USDA preps for the Internet of Tractors
USDA is looking for commercial solutions to an agricultural data problem, as farmers report basically the same data twice in a process prone to human error.
The Agriculture Department is looking for a better way to get data from the farm to the spreadsheet.
In a request for information released Feb. 17, USDA asks industry for systems that could help bring simplify the process for farmers to send reports to the Farm Service Agency and the Risk Management Agency.
"It wouldn't take a genius to figure out there's a way to streamline this process," said Blake Hurst, president of the Missouri Farm Bureau.
In the current model, farmers collect and report comparable data to both FSA and RMA, and that data is keyed in manually, introducing plenty of opportunities for human error, according to Hurst and the RFI.
The RFI is part of the USDA's Acreage and Crop Reporting Streamlining Initiative (ACRSI), which seeks to produce "a common USDA framework for producer commodity reporting in support of USDA programs."
The RFI seeks commercial solutions that could unify and automate the two agencies' reporting structures, noting that in the age of "precision agriculture," farmers' GPS-enabled tools are capable of digitally capturing much of the needed data.
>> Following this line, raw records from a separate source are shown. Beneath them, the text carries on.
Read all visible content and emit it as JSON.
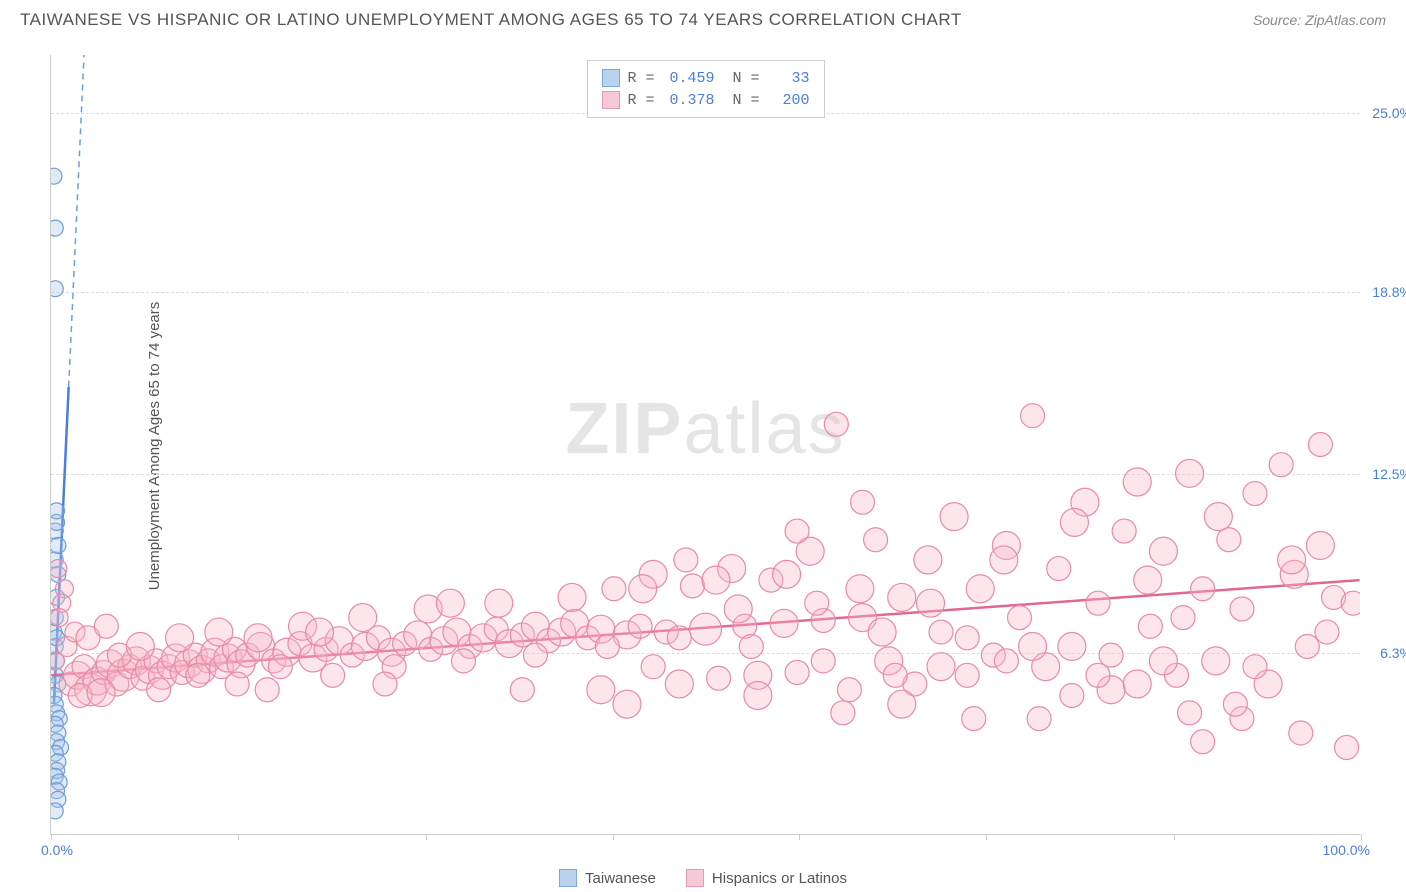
{
  "title": "TAIWANESE VS HISPANIC OR LATINO UNEMPLOYMENT AMONG AGES 65 TO 74 YEARS CORRELATION CHART",
  "source": "Source: ZipAtlas.com",
  "y_axis_label": "Unemployment Among Ages 65 to 74 years",
  "watermark_bold": "ZIP",
  "watermark_light": "atlas",
  "chart": {
    "type": "scatter",
    "xlim": [
      0,
      100
    ],
    "ylim": [
      0,
      27
    ],
    "xticks": [
      0,
      14.3,
      28.6,
      42.9,
      57.1,
      71.4,
      85.7,
      100
    ],
    "yticks": [
      6.3,
      12.5,
      18.8,
      25.0
    ],
    "ytick_labels": [
      "6.3%",
      "12.5%",
      "18.8%",
      "25.0%"
    ],
    "x_left_label": "0.0%",
    "x_right_label": "100.0%",
    "background_color": "#ffffff",
    "grid_color": "#dddddd",
    "axis_color": "#cccccc",
    "tick_label_color": "#4a7fd8",
    "marker_radius_range": [
      7,
      16
    ],
    "marker_opacity": 0.35,
    "series": [
      {
        "name": "Taiwanese",
        "color_fill": "#a8c4e8",
        "color_stroke": "#6a9fd8",
        "swatch_fill": "#bcd1ec",
        "swatch_stroke": "#7aa8dd",
        "correlation": {
          "R": "0.459",
          "N": "33"
        },
        "trend": {
          "x1": 0.2,
          "y1": 4.5,
          "x2": 2.5,
          "y2": 27,
          "solid_until_y": 15.5
        },
        "points": [
          [
            0.2,
            22.8,
            8
          ],
          [
            0.3,
            21.0,
            8
          ],
          [
            0.3,
            18.9,
            8
          ],
          [
            0.3,
            10.5,
            8
          ],
          [
            0.4,
            10.8,
            8
          ],
          [
            0.3,
            9.5,
            8
          ],
          [
            0.5,
            9.0,
            8
          ],
          [
            0.4,
            8.2,
            8
          ],
          [
            0.2,
            7.0,
            8
          ],
          [
            0.3,
            6.5,
            8
          ],
          [
            0.4,
            6.0,
            8
          ],
          [
            0.3,
            5.5,
            8
          ],
          [
            0.5,
            5.2,
            8
          ],
          [
            0.2,
            4.8,
            8
          ],
          [
            0.3,
            4.5,
            8
          ],
          [
            0.4,
            4.2,
            8
          ],
          [
            0.6,
            4.0,
            8
          ],
          [
            0.3,
            3.8,
            8
          ],
          [
            0.5,
            3.5,
            8
          ],
          [
            0.4,
            3.2,
            8
          ],
          [
            0.7,
            3.0,
            8
          ],
          [
            0.3,
            2.8,
            8
          ],
          [
            0.5,
            2.5,
            8
          ],
          [
            0.4,
            2.2,
            8
          ],
          [
            0.3,
            2.0,
            8
          ],
          [
            0.6,
            1.8,
            8
          ],
          [
            0.4,
            1.5,
            8
          ],
          [
            0.5,
            1.2,
            8
          ],
          [
            0.3,
            0.8,
            8
          ],
          [
            0.4,
            11.2,
            8
          ],
          [
            0.5,
            10.0,
            8
          ],
          [
            0.3,
            7.5,
            8
          ],
          [
            0.4,
            6.8,
            8
          ]
        ]
      },
      {
        "name": "Hispanics or Latinos",
        "color_fill": "#f5b8c8",
        "color_stroke": "#e88ba5",
        "swatch_fill": "#f7c8d5",
        "swatch_stroke": "#e799b0",
        "correlation": {
          "R": "0.378",
          "N": "200"
        },
        "trend": {
          "x1": 0,
          "y1": 5.5,
          "x2": 100,
          "y2": 8.8
        },
        "points": [
          [
            0.5,
            9.2,
            9
          ],
          [
            1.0,
            8.5,
            9
          ],
          [
            1.5,
            5.2,
            12
          ],
          [
            2.0,
            5.5,
            14
          ],
          [
            2.5,
            5.8,
            12
          ],
          [
            3.0,
            5.0,
            16
          ],
          [
            3.5,
            5.3,
            14
          ],
          [
            4.0,
            5.6,
            12
          ],
          [
            4.5,
            5.9,
            14
          ],
          [
            5.0,
            5.2,
            12
          ],
          [
            5.5,
            5.5,
            16
          ],
          [
            6.0,
            5.8,
            12
          ],
          [
            6.5,
            6.0,
            14
          ],
          [
            7.0,
            5.4,
            12
          ],
          [
            7.5,
            5.7,
            14
          ],
          [
            8.0,
            6.0,
            12
          ],
          [
            8.5,
            5.5,
            14
          ],
          [
            9.0,
            5.8,
            12
          ],
          [
            9.5,
            6.1,
            14
          ],
          [
            10.0,
            5.6,
            12
          ],
          [
            10.5,
            5.9,
            14
          ],
          [
            11.0,
            6.2,
            12
          ],
          [
            11.5,
            5.7,
            14
          ],
          [
            12.0,
            6.0,
            12
          ],
          [
            12.5,
            6.3,
            14
          ],
          [
            13.0,
            5.8,
            12
          ],
          [
            13.5,
            6.1,
            14
          ],
          [
            14.0,
            6.4,
            12
          ],
          [
            14.5,
            5.9,
            14
          ],
          [
            15.0,
            6.2,
            12
          ],
          [
            16.0,
            6.5,
            14
          ],
          [
            17.0,
            6.0,
            12
          ],
          [
            18.0,
            6.3,
            14
          ],
          [
            19.0,
            6.6,
            12
          ],
          [
            20.0,
            6.1,
            14
          ],
          [
            21.0,
            6.4,
            12
          ],
          [
            22.0,
            6.7,
            14
          ],
          [
            23.0,
            6.2,
            12
          ],
          [
            24.0,
            6.5,
            14
          ],
          [
            25.0,
            6.8,
            12
          ],
          [
            26.0,
            6.3,
            14
          ],
          [
            27.0,
            6.6,
            12
          ],
          [
            28.0,
            6.9,
            14
          ],
          [
            29.0,
            6.4,
            12
          ],
          [
            30.0,
            6.7,
            14
          ],
          [
            31.0,
            7.0,
            14
          ],
          [
            32.0,
            6.5,
            12
          ],
          [
            33.0,
            6.8,
            14
          ],
          [
            34.0,
            7.1,
            12
          ],
          [
            35.0,
            6.6,
            14
          ],
          [
            36.0,
            6.9,
            12
          ],
          [
            37.0,
            7.2,
            14
          ],
          [
            38.0,
            6.7,
            12
          ],
          [
            39.0,
            7.0,
            14
          ],
          [
            40.0,
            7.3,
            14
          ],
          [
            41.0,
            6.8,
            12
          ],
          [
            42.0,
            7.1,
            14
          ],
          [
            43.0,
            8.5,
            12
          ],
          [
            44.0,
            6.9,
            14
          ],
          [
            45.0,
            7.2,
            12
          ],
          [
            46.0,
            9.0,
            14
          ],
          [
            47.0,
            7.0,
            12
          ],
          [
            48.0,
            5.2,
            14
          ],
          [
            49.0,
            8.6,
            12
          ],
          [
            50.0,
            7.1,
            16
          ],
          [
            51.0,
            5.4,
            12
          ],
          [
            52.0,
            9.2,
            14
          ],
          [
            53.0,
            7.2,
            12
          ],
          [
            54.0,
            5.5,
            14
          ],
          [
            55.0,
            8.8,
            12
          ],
          [
            56.0,
            7.3,
            14
          ],
          [
            57.0,
            5.6,
            12
          ],
          [
            58.0,
            9.8,
            14
          ],
          [
            59.0,
            7.4,
            12
          ],
          [
            60.0,
            14.2,
            12
          ],
          [
            61.0,
            5.0,
            12
          ],
          [
            62.0,
            7.5,
            14
          ],
          [
            63.0,
            10.2,
            12
          ],
          [
            64.0,
            6.0,
            14
          ],
          [
            65.0,
            8.2,
            14
          ],
          [
            66.0,
            5.2,
            12
          ],
          [
            67.0,
            9.5,
            14
          ],
          [
            68.0,
            7.0,
            12
          ],
          [
            69.0,
            11.0,
            14
          ],
          [
            70.0,
            5.5,
            12
          ],
          [
            71.0,
            8.5,
            14
          ],
          [
            72.0,
            6.2,
            12
          ],
          [
            73.0,
            10.0,
            14
          ],
          [
            74.0,
            7.5,
            12
          ],
          [
            75.0,
            14.5,
            12
          ],
          [
            76.0,
            5.8,
            14
          ],
          [
            77.0,
            9.2,
            12
          ],
          [
            78.0,
            6.5,
            14
          ],
          [
            79.0,
            11.5,
            14
          ],
          [
            80.0,
            8.0,
            12
          ],
          [
            81.0,
            5.0,
            14
          ],
          [
            82.0,
            10.5,
            12
          ],
          [
            83.0,
            12.2,
            14
          ],
          [
            84.0,
            7.2,
            12
          ],
          [
            85.0,
            9.8,
            14
          ],
          [
            86.0,
            5.5,
            12
          ],
          [
            87.0,
            12.5,
            14
          ],
          [
            88.0,
            8.5,
            12
          ],
          [
            89.0,
            6.0,
            14
          ],
          [
            90.0,
            10.2,
            12
          ],
          [
            91.0,
            7.8,
            12
          ],
          [
            92.0,
            11.8,
            12
          ],
          [
            93.0,
            5.2,
            14
          ],
          [
            94.0,
            12.8,
            12
          ],
          [
            95.0,
            9.0,
            14
          ],
          [
            96.0,
            6.5,
            12
          ],
          [
            97.0,
            10.0,
            14
          ],
          [
            98.0,
            8.2,
            12
          ],
          [
            99.0,
            3.0,
            12
          ],
          [
            95.5,
            3.5,
            12
          ],
          [
            91.0,
            4.0,
            12
          ],
          [
            88.0,
            3.2,
            12
          ],
          [
            99.5,
            8.0,
            12
          ],
          [
            97.0,
            13.5,
            12
          ],
          [
            0.8,
            8.0,
            9
          ],
          [
            2.2,
            4.8,
            12
          ],
          [
            3.8,
            4.9,
            14
          ],
          [
            5.2,
            6.2,
            12
          ],
          [
            6.8,
            6.5,
            14
          ],
          [
            8.2,
            5.0,
            12
          ],
          [
            9.8,
            6.8,
            14
          ],
          [
            11.2,
            5.5,
            12
          ],
          [
            12.8,
            7.0,
            14
          ],
          [
            14.2,
            5.2,
            12
          ],
          [
            15.8,
            6.8,
            14
          ],
          [
            17.5,
            5.8,
            12
          ],
          [
            19.2,
            7.2,
            14
          ],
          [
            21.5,
            5.5,
            12
          ],
          [
            23.8,
            7.5,
            14
          ],
          [
            26.2,
            5.8,
            12
          ],
          [
            28.8,
            7.8,
            14
          ],
          [
            31.5,
            6.0,
            12
          ],
          [
            34.2,
            8.0,
            14
          ],
          [
            37.0,
            6.2,
            12
          ],
          [
            39.8,
            8.2,
            14
          ],
          [
            42.5,
            6.5,
            12
          ],
          [
            45.2,
            8.5,
            14
          ],
          [
            48.0,
            6.8,
            12
          ],
          [
            50.8,
            8.8,
            14
          ],
          [
            53.5,
            6.5,
            12
          ],
          [
            56.2,
            9.0,
            14
          ],
          [
            59.0,
            6.0,
            12
          ],
          [
            61.8,
            8.5,
            14
          ],
          [
            64.5,
            5.5,
            12
          ],
          [
            67.2,
            8.0,
            14
          ],
          [
            70.0,
            6.8,
            12
          ],
          [
            72.8,
            9.5,
            14
          ],
          [
            75.5,
            4.0,
            12
          ],
          [
            78.2,
            10.8,
            14
          ],
          [
            81.0,
            6.2,
            12
          ],
          [
            83.8,
            8.8,
            14
          ],
          [
            86.5,
            7.5,
            12
          ],
          [
            89.2,
            11.0,
            14
          ],
          [
            92.0,
            5.8,
            12
          ],
          [
            94.8,
            9.5,
            14
          ],
          [
            97.5,
            7.0,
            12
          ],
          [
            60.5,
            4.2,
            12
          ],
          [
            65.0,
            4.5,
            14
          ],
          [
            70.5,
            4.0,
            12
          ],
          [
            75.0,
            6.5,
            14
          ],
          [
            80.0,
            5.5,
            12
          ],
          [
            85.0,
            6.0,
            14
          ],
          [
            90.5,
            4.5,
            12
          ],
          [
            78.0,
            4.8,
            12
          ],
          [
            83.0,
            5.2,
            14
          ],
          [
            87.0,
            4.2,
            12
          ],
          [
            62.0,
            11.5,
            12
          ],
          [
            68.0,
            5.8,
            14
          ],
          [
            73.0,
            6.0,
            12
          ],
          [
            42.0,
            5.0,
            14
          ],
          [
            48.5,
            9.5,
            12
          ],
          [
            54.0,
            4.8,
            14
          ],
          [
            58.5,
            8.0,
            12
          ],
          [
            44.0,
            4.5,
            14
          ],
          [
            36.0,
            5.0,
            12
          ],
          [
            30.5,
            8.0,
            14
          ],
          [
            25.5,
            5.2,
            12
          ],
          [
            20.5,
            7.0,
            14
          ],
          [
            16.5,
            5.0,
            12
          ],
          [
            1.2,
            6.5,
            10
          ],
          [
            1.8,
            7.0,
            10
          ],
          [
            2.8,
            6.8,
            12
          ],
          [
            4.2,
            7.2,
            12
          ],
          [
            0.3,
            6.0,
            9
          ],
          [
            0.6,
            7.5,
            9
          ],
          [
            46.0,
            5.8,
            12
          ],
          [
            52.5,
            7.8,
            14
          ],
          [
            57.0,
            10.5,
            12
          ],
          [
            63.5,
            7.0,
            14
          ]
        ]
      }
    ]
  },
  "legend": {
    "items": [
      {
        "label": "Taiwanese",
        "fill": "#bcd1ec",
        "stroke": "#7aa8dd"
      },
      {
        "label": "Hispanics or Latinos",
        "fill": "#f7c8d5",
        "stroke": "#e799b0"
      }
    ]
  },
  "corr_labels": {
    "R": "R =",
    "N": "N ="
  }
}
However, the RFI is somewhat light on details about that data. "It didn't really get to the important part," said Hudson Hollister, founder and executive director of the Data Coalition. He added that standards, which the RFI doesn't explicitly address, are important to ensure that data can function independent of systems.
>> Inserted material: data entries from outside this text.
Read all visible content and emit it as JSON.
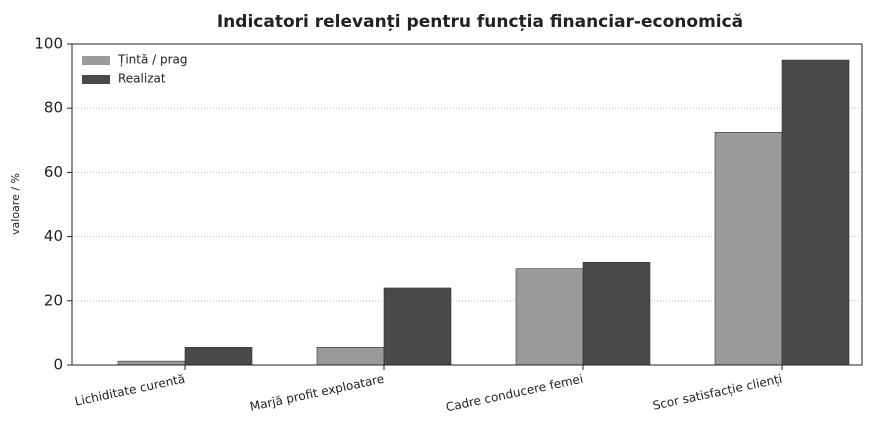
{
  "chart_data": {
    "type": "bar",
    "title": "Indicatori relevanți pentru funcția financiar-economică",
    "y_label": "valoare / %",
    "categories": [
      "Lichiditate curentă",
      "Marjă profit exploatare",
      "Cadre conducere femei",
      "Scor satisfacție clienți"
    ],
    "series": [
      {
        "name": "Țintă / prag",
        "color": "#9a9a9a",
        "values": [
          1.2,
          5.5,
          30,
          72.5
        ]
      },
      {
        "name": "Realizat",
        "color": "#4a4a4a",
        "values": [
          5.5,
          24,
          32,
          95
        ]
      }
    ],
    "ylim": [
      0,
      100
    ],
    "yticks": [
      0,
      20,
      40,
      60,
      80,
      100
    ],
    "grid": true,
    "legend": "upper left"
  }
}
But Hollister still classified the RFI as a positive step and expressed hope that the USDA would set standards to simplify and liberate agricultural data as the agency moves toward open data.
"Open data is just as much about standards as it is about publication," he said.
The USDA has also been exploring crowdsourced, open-data-powered platforms for public consumption of its data.
Hurst, a farm veteran himself, said ACRSI's work was important progress but expressed doubts about a completely automated system and noted, as farmers have before, that crop producers need to retain some control over their data. Instead, farmers should have the final approval to transmit their data to the government.
"I'm sure all of us would be uncomfortable if [the USDA system] was connected directly to our [yield planning tools]," Hurst said.
The RFI asks respondents to highlight commercial tools that could meet USDA's requirements and be scalable for the future.
Responses are due by 4 p.m. on March 17.